Lepage chooses to tell the story using only a single actor (Lepage himself will play the role Nov. 6-10) and some remarkable theatrical technology, most of it pretty low-tech.
He’s not trying to save money. He and his producing company, Ex Machina, are very well funded.
His recent productions of Wagner’s Ring Cycle at New York’s Metropolitan Opera cost something like $45 million.
What he’s showing us here is the power of the human imagination to make meaning, and poetry, from the stuff of everyday experience.
Some of the images are absolutely stunning. Philippe leans into a washing machine to retrieve his clothes and suddenly emerges from a space capsule. That effect is achieved relatively simply via video camera. Later, even more simply, only a mirror will be used to create an extraordinary ballet of weightlessness: We see the actor lying on the stage and simultaneously see him floating in space.
In another powerful sequence Philippe goes into his mother’s closet and recalls how proud she was of her elegant dresses and shoes. Suddenly he’s dressed as her, poignantly removing little boys’ clothes from the wash.

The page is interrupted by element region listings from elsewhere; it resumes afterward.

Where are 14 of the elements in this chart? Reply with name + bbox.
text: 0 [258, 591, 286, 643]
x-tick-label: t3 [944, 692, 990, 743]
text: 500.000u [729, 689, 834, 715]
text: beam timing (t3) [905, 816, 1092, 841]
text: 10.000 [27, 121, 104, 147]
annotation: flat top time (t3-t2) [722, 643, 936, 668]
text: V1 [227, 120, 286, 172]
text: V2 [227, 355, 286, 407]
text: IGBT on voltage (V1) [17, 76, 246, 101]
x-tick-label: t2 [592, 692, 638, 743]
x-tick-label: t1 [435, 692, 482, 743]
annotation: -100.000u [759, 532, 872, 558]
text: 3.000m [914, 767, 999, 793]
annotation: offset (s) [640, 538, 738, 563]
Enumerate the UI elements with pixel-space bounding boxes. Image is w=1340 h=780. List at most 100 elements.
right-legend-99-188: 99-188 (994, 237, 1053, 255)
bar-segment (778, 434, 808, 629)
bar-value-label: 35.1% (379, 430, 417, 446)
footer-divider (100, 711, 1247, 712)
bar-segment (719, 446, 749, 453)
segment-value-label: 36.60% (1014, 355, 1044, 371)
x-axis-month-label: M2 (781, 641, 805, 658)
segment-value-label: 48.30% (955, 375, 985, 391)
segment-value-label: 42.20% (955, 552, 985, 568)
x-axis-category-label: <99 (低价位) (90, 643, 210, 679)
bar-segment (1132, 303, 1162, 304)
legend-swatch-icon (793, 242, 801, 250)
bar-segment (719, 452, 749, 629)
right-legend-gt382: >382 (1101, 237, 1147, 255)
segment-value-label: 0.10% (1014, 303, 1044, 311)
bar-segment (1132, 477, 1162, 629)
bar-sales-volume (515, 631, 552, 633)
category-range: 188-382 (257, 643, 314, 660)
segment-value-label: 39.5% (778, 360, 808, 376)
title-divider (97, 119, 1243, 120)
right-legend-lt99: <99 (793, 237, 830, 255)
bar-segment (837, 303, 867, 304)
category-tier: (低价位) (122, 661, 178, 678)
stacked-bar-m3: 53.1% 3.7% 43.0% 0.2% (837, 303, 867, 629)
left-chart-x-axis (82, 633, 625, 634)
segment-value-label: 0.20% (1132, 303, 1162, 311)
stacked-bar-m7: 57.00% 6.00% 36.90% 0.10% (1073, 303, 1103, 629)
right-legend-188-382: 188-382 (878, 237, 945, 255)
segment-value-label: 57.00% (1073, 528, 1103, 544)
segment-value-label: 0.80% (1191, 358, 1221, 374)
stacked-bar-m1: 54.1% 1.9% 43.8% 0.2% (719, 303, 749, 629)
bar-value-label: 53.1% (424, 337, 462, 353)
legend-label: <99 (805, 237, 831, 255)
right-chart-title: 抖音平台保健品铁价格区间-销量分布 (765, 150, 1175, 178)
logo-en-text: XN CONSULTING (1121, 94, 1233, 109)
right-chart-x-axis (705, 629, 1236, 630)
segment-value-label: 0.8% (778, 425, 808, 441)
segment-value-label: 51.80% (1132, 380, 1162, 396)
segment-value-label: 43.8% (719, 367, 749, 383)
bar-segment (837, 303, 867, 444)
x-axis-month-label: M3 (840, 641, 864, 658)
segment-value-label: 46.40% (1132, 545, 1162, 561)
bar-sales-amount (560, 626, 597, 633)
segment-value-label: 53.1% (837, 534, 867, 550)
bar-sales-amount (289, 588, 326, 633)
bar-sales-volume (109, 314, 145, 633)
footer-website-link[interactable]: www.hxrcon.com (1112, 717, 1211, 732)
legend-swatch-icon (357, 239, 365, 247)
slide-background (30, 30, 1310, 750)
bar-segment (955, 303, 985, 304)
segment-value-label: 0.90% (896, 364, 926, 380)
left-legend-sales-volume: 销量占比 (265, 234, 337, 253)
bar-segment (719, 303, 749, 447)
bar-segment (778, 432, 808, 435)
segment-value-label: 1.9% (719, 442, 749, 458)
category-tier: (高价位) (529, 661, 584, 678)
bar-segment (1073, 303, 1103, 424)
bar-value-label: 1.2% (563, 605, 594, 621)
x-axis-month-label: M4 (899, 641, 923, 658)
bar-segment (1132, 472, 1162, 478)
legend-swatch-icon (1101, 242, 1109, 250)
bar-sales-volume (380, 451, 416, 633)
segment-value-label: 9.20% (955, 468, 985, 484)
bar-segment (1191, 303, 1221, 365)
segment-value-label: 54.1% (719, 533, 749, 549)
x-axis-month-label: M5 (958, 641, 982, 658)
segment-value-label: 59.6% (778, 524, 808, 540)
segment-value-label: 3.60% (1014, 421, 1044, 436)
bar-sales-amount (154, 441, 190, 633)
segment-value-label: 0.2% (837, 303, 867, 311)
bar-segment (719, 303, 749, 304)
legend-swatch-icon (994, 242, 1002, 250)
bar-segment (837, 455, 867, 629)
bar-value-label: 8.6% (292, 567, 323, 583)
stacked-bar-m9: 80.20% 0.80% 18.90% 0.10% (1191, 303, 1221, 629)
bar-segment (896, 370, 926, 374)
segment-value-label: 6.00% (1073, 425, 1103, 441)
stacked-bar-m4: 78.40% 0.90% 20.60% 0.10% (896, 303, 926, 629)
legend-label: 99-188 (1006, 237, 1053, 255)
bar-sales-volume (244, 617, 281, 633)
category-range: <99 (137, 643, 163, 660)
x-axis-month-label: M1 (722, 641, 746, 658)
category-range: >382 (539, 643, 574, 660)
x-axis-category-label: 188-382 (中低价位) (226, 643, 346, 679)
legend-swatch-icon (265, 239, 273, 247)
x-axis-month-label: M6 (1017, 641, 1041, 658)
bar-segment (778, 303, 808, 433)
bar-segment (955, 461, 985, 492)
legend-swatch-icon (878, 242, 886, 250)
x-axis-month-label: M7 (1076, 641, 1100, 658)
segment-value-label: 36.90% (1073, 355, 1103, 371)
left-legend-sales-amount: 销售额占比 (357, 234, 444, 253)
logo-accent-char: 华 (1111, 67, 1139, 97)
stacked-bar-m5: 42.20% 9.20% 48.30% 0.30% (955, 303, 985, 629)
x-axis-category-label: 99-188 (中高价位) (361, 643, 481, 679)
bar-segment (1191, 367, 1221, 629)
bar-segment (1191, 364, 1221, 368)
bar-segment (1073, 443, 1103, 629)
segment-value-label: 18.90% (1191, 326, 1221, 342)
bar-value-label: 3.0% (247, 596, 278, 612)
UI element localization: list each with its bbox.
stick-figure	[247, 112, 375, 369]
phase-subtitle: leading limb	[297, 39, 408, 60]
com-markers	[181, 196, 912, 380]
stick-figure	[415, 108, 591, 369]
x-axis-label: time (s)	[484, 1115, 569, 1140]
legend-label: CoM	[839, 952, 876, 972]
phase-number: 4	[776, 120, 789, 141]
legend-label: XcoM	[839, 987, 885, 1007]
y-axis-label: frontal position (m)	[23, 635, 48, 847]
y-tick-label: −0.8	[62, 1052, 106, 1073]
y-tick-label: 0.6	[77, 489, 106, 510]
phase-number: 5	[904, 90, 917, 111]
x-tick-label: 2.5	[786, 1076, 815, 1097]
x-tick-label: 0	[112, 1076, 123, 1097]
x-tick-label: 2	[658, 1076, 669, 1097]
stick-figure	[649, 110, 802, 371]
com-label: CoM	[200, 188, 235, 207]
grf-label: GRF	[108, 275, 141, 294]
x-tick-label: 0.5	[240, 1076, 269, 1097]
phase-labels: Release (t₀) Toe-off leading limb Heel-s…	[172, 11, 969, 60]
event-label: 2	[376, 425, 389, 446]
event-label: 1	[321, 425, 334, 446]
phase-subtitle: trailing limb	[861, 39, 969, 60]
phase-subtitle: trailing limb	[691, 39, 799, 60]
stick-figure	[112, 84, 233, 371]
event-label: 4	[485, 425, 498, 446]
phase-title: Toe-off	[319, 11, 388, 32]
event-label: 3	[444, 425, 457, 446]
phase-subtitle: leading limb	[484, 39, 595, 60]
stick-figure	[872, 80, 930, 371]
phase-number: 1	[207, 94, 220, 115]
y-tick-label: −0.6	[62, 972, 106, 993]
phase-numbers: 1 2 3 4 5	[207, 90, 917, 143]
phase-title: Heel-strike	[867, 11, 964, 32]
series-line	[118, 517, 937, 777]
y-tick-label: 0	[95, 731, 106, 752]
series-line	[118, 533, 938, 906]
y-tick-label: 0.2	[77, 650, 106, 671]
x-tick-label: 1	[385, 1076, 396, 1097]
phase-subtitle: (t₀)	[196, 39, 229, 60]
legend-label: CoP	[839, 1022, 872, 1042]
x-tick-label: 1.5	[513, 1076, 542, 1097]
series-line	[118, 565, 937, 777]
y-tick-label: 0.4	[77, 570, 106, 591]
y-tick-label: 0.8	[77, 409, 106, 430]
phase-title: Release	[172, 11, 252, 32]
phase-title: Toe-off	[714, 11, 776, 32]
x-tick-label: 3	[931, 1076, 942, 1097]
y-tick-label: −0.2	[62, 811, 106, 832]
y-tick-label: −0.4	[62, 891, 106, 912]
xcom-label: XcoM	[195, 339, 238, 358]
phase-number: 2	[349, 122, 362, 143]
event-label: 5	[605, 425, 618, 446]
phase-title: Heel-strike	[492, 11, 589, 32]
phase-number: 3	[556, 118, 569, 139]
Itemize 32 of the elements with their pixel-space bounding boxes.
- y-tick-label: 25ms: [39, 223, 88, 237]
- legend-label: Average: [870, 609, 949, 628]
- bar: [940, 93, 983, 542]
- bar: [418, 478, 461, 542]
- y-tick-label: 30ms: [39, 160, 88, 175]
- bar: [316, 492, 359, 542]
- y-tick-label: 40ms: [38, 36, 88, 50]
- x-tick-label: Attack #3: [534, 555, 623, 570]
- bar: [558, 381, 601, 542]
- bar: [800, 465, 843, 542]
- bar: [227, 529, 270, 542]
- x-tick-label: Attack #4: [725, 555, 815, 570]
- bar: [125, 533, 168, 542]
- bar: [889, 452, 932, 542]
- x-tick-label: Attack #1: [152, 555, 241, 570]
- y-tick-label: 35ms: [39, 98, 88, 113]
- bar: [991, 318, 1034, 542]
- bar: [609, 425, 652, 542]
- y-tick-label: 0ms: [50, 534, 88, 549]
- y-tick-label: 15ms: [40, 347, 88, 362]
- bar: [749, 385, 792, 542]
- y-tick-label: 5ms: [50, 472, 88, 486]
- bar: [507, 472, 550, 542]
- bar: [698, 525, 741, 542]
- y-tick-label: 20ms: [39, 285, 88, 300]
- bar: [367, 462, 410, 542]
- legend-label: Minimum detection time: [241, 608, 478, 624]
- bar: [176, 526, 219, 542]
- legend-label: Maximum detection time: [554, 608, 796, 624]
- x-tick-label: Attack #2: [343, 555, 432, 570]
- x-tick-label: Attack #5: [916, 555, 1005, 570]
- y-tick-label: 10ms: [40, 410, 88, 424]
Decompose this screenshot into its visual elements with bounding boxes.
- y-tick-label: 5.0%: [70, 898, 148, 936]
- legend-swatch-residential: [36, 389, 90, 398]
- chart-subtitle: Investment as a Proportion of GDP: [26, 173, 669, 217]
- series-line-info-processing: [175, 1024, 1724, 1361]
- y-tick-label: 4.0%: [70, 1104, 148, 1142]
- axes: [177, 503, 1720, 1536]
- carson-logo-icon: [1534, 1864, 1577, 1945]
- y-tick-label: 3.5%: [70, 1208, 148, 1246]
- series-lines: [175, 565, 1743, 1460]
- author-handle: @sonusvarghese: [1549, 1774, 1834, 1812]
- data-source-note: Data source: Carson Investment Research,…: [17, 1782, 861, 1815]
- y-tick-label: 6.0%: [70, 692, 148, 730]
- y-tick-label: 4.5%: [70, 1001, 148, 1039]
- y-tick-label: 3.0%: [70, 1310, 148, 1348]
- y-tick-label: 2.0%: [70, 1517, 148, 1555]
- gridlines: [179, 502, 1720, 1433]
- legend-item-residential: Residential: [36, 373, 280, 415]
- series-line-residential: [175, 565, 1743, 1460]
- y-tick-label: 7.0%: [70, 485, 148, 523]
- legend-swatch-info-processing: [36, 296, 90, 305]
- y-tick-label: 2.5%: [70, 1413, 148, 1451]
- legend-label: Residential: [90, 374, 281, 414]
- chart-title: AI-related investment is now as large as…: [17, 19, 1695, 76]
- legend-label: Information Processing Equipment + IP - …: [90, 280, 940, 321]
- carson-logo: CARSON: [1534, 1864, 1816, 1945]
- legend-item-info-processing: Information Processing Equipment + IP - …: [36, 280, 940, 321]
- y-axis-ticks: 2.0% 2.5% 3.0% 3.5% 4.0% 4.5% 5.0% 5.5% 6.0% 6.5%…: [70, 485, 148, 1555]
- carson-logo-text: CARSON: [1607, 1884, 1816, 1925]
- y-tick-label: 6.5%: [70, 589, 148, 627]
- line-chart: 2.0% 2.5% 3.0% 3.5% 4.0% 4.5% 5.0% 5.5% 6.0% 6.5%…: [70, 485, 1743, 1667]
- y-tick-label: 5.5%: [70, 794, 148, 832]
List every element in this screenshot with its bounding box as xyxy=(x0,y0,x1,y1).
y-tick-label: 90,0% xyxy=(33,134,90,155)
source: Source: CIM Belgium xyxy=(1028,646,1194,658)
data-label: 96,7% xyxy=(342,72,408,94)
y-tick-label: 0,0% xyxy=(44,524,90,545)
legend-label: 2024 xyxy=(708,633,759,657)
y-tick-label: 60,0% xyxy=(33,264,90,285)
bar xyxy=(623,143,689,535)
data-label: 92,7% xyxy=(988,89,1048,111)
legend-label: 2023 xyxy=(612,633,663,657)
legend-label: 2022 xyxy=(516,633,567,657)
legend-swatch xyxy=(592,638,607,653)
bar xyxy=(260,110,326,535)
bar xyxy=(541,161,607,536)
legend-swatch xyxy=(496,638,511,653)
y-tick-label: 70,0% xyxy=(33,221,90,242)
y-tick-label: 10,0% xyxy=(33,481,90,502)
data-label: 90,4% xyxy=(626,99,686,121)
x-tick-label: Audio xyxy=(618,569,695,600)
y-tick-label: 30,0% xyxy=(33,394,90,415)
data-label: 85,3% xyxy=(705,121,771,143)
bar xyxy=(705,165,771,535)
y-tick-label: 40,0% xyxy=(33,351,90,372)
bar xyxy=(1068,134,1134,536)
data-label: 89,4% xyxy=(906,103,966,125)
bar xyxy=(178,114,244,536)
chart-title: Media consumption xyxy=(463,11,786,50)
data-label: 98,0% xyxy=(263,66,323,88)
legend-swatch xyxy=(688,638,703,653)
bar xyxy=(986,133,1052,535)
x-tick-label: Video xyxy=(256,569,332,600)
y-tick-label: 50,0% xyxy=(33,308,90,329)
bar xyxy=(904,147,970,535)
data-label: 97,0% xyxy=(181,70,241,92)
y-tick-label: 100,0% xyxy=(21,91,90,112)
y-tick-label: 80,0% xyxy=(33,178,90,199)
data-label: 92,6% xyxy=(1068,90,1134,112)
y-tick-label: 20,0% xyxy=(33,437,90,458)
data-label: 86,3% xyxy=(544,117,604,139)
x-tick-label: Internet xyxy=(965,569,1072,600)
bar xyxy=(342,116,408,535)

Philippe’s ironing board becomes a gym bench, a stationary bike, a motorcycle, even another character. Andre, stuck in an elevator with the old bookcase that used to divide his room from Philippe’s, is transported back to childhood with the help of a Led Zeppelin song, a break from Laurie Anderson’s haunting score that runs through most of the show.
Newsreels, other video projections and dramatic lighting effects help mark transitions and tell the story. There’s also a little cosmonaut puppet that appears from time to time, one of the only devices that struck me as cutesy and redundant. I much prefer watching the actor create an elevator simply by writing with chalk on a wall.
The show runs for more than two hours without intermission. As compelling as Lepage’s stage magic may be, it could still use an edit, especially the one-way conversations and lengthy phone calls. One priceless monologue, though, is central to the story. Philippe explains to a bartender his understanding of the difference between the Soviet term cosmonaut and the American astronaut. One he defines as an artist, the other as “very well funded.”
Philippe himself inadvertently becomes an artist of the cosmos, creating a video explaining life on earth to an audience of imagined space aliens. For Lepage this is both a joke and not a joke. (Guess who we are in this scenario.) Philippe is a portrait of the artist as both hopeless loser and intrepid explorer. He can’t keep a goldfish alive but he embodies the human impulse to discover what lies on the far side of the moon.
Lepage will perform the Nov. 6 show in French. Don’t miss it in either official language.